Their hearts varied as much as they. Hearts for money, Darkwyn saw
in several. Hearts for lust. No kindness, no softness, a closed
heart, one dark, one clouded, two as empty as the cloth-flicking
bartender. “No heart mate here,” Darkwyn admitted, though he
couldn’t forget the violet-eyed beauty with the cautiously-shrouded
heart.
Vivica nodded. “Fine. Let’s go.
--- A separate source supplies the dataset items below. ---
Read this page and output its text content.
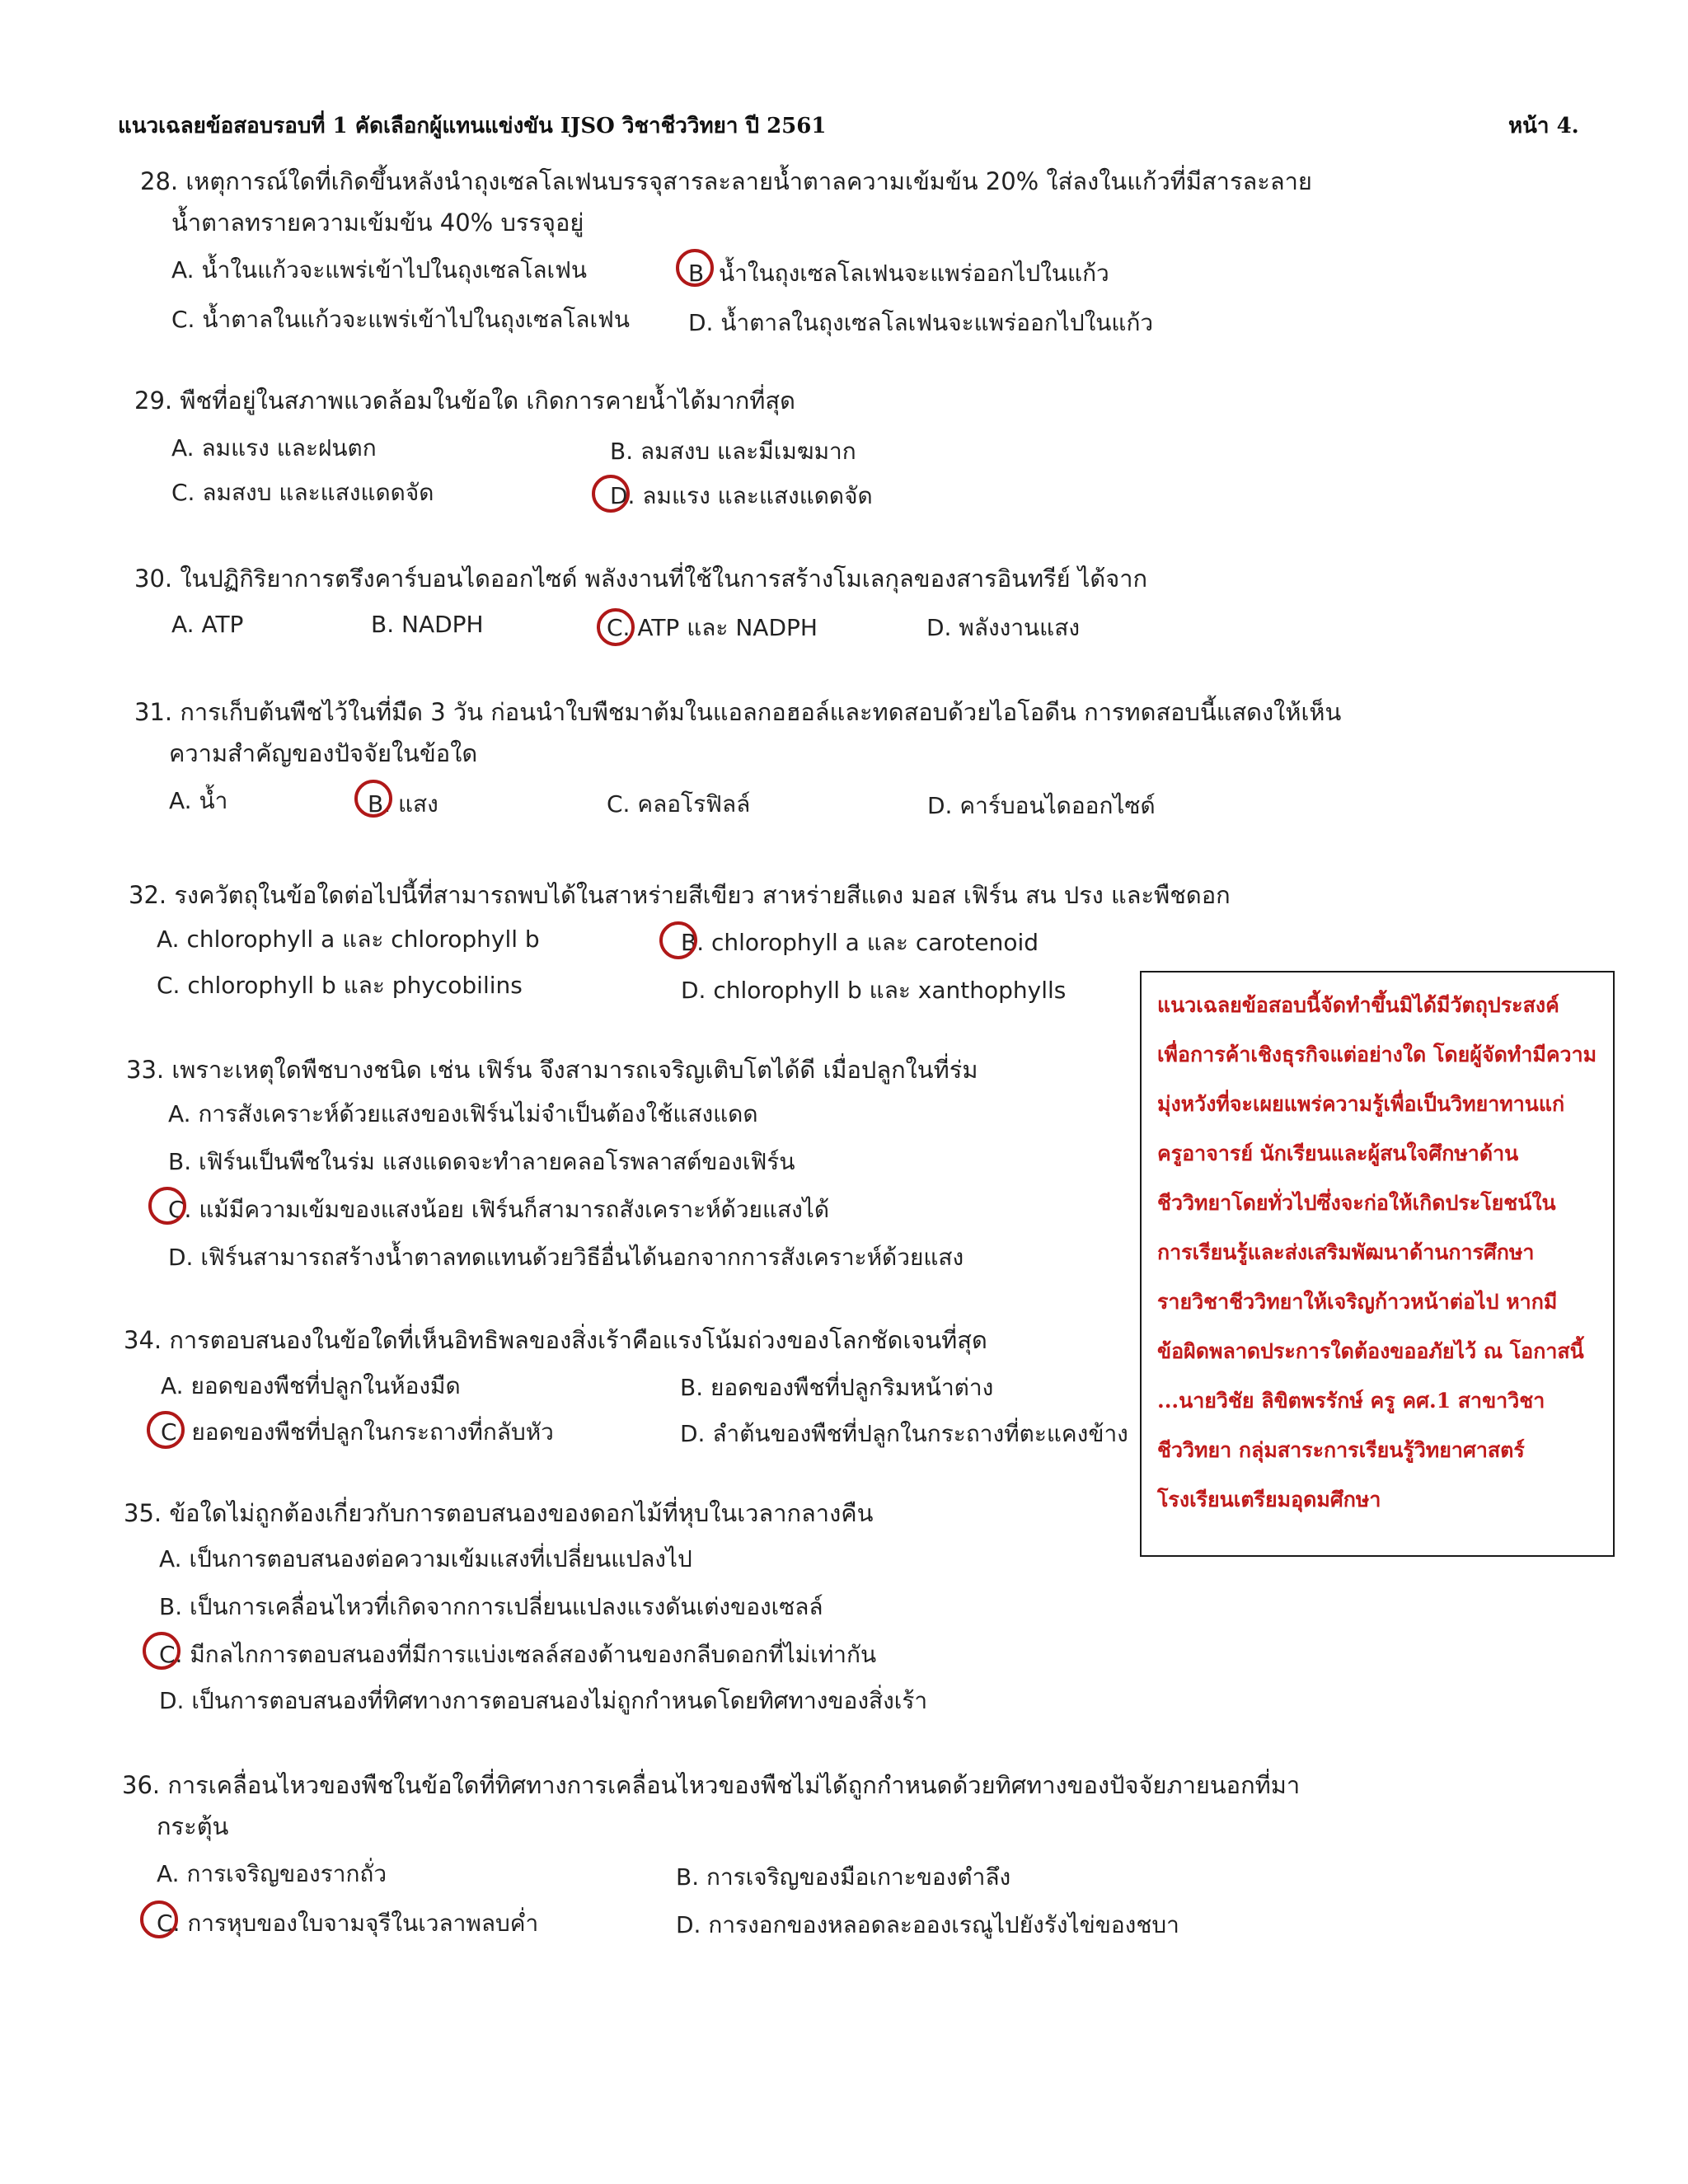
แนวเฉลยข้อสอบรอบที่ 1 คัดเลือกผู้แทนแข่งขัน IJSO วิชาชีววิทยา ปี 2561	หน้า 4.
28. เหตุการณ์ใดที่เกิดขึ้นหลังนำถุงเซลโลเฟนบรรจุสารละลายน้ำตาลความเข้มข้น 20% ใส่ลงในแก้วที่มีสารละลาย
น้ำตาลทรายความเข้มข้น 40% บรรจุอยู่
A. น้ำในแก้วจะแพร่เข้าไปในถุงเซลโลเฟน	B. น้ำในถุงเซลโลเฟนจะแพร่ออกไปในแก้ว
C. น้ำตาลในแก้วจะแพร่เข้าไปในถุงเซลโลเฟน	D. น้ำตาลในถุงเซลโลเฟนจะแพร่ออกไปในแก้ว
29. พืชที่อยู่ในสภาพแวดล้อมในข้อใด เกิดการคายน้ำได้มากที่สุด
A. ลมแรง และฝนตก	B. ลมสงบ และมีเมฆมาก
C. ลมสงบ และแสงแดดจัด	D. ลมแรง และแสงแดดจัด
30. ในปฏิกิริยาการตรึงคาร์บอนไดออกไซด์ พลังงานที่ใช้ในการสร้างโมเลกุลของสารอินทรีย์ ได้จาก
A. ATP	B. NADPH	C. ATP และ NADPH	D. พลังงานแสง
31. การเก็บต้นพืชไว้ในที่มืด 3 วัน ก่อนนำใบพืชมาต้มในแอลกอฮอล์และทดสอบด้วยไอโอดีน การทดสอบนี้แสดงให้เห็น
ความสำคัญของปัจจัยในข้อใด
A. น้ำ	B. แสง	C. คลอโรฟิลล์	D. คาร์บอนไดออกไซด์
32. รงควัตถุในข้อใดต่อไปนี้ที่สามารถพบได้ในสาหร่ายสีเขียว สาหร่ายสีแดง มอส เฟิร์น สน ปรง และพืชดอก
A. chlorophyll a และ chlorophyll b	B. chlorophyll a และ carotenoid
C. chlorophyll b และ phycobilins	D. chlorophyll b และ xanthophylls
33. เพราะเหตุใดพืชบางชนิด เช่น เฟิร์น จึงสามารถเจริญเติบโตได้ดี เมื่อปลูกในที่ร่ม
A. การสังเคราะห์ด้วยแสงของเฟิร์นไม่จำเป็นต้องใช้แสงแดด
B. เฟิร์นเป็นพืชในร่ม แสงแดดจะทำลายคลอโรพลาสต์ของเฟิร์น
C. แม้มีความเข้มของแสงน้อย เฟิร์นก็สามารถสังเคราะห์ด้วยแสงได้
D. เฟิร์นสามารถสร้างน้ำตาลทดแทนด้วยวิธีอื่นได้นอกจากการสังเคราะห์ด้วยแสง
34. การตอบสนองในข้อใดที่เห็นอิทธิพลของสิ่งเร้าคือแรงโน้มถ่วงของโลกชัดเจนที่สุด
A. ยอดของพืชที่ปลูกในห้องมืด	B. ยอดของพืชที่ปลูกริมหน้าต่าง
C. ยอดของพืชที่ปลูกในกระถางที่กลับหัว	D. ลำต้นของพืชที่ปลูกในกระถางที่ตะแคงข้าง
35. ข้อใดไม่ถูกต้องเกี่ยวกับการตอบสนองของดอกไม้ที่หุบในเวลากลางคืน
A. เป็นการตอบสนองต่อความเข้มแสงที่เปลี่ยนแปลงไป
B. เป็นการเคลื่อนไหวที่เกิดจากการเปลี่ยนแปลงแรงดันเต่งของเซลล์
C. มีกลไกการตอบสนองที่มีการแบ่งเซลล์สองด้านของกลีบดอกที่ไม่เท่ากัน
D. เป็นการตอบสนองที่ทิศทางการตอบสนองไม่ถูกกำหนดโดยทิศทางของสิ่งเร้า
36. การเคลื่อนไหวของพืชในข้อใดที่ทิศทางการเคลื่อนไหวของพืชไม่ได้ถูกกำหนดด้วยทิศทางของปัจจัยภายนอกที่มา
กระตุ้น
A. การเจริญของรากถั่ว	B. การเจริญของมือเกาะของตำลึง
C. การหุบของใบจามจุรีในเวลาพลบค่ำ	D. การงอกของหลอดละอองเรณูไปยังรังไข่ของชบา
แนวเฉลยข้อสอบนี้จัดทำขึ้นมิได้มีวัตถุประสงค์
เพื่อการค้าเชิงธุรกิจแต่อย่างใด โดยผู้จัดทำมีความ
มุ่งหวังที่จะเผยแพร่ความรู้เพื่อเป็นวิทยาทานแก่
ครูอาจารย์ นักเรียนและผู้สนใจศึกษาด้าน
ชีววิทยาโดยทั่วไปซึ่งจะก่อให้เกิดประโยชน์ใน
การเรียนรู้และส่งเสริมพัฒนาด้านการศึกษา
รายวิชาชีววิทยาให้เจริญก้าวหน้าต่อไป หากมี
ข้อผิดพลาดประการใดต้องขออภัยไว้ ณ โอกาสนี้
...นายวิชัย ลิขิตพรรักษ์ ครู คศ.1 สาขาวิชา
ชีววิทยา กลุ่มสาระการเรียนรู้วิทยาศาสตร์
โรงเรียนเตรียมอุดมศึกษา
Give the man the bird.”
“No
way!” The bartender yelled. “I’m giving him the bird.”
“Well, Puck me,” the bird said.
Chapter Two
“Air,” Puck said, at the open door. “A nutritious substance supplied
by a bountiful Providence.” And like a fair weather friend, Puck
paid homage to Providence by making a break for freedom.
But
the bird’s defection fell by the wayside as Darkwyn became
distracted by the woman who seemed to own the sidewalk.
She
stood in front of the building he exited, at the base of its wide
porch, that tall violet-haired goddess, not twenty feet distant, her
breasts raised by a torso-cincher as black as her horned mask and
leg boots.
Watching her controlled movements, her command, men doing her
bidding, held him captive.
“Bronte,” Vivica said as they embraced. “I hoped to see you before
I left, today.”
His
vision’s name slipped off the tongue, seductive as a song, and it
matched her heart for beauty. Bronte.
Caught by the aura of mystery surrounding her, Darkwyn’s heart
raced, his hands began to sweat, and his inner dragon stirred.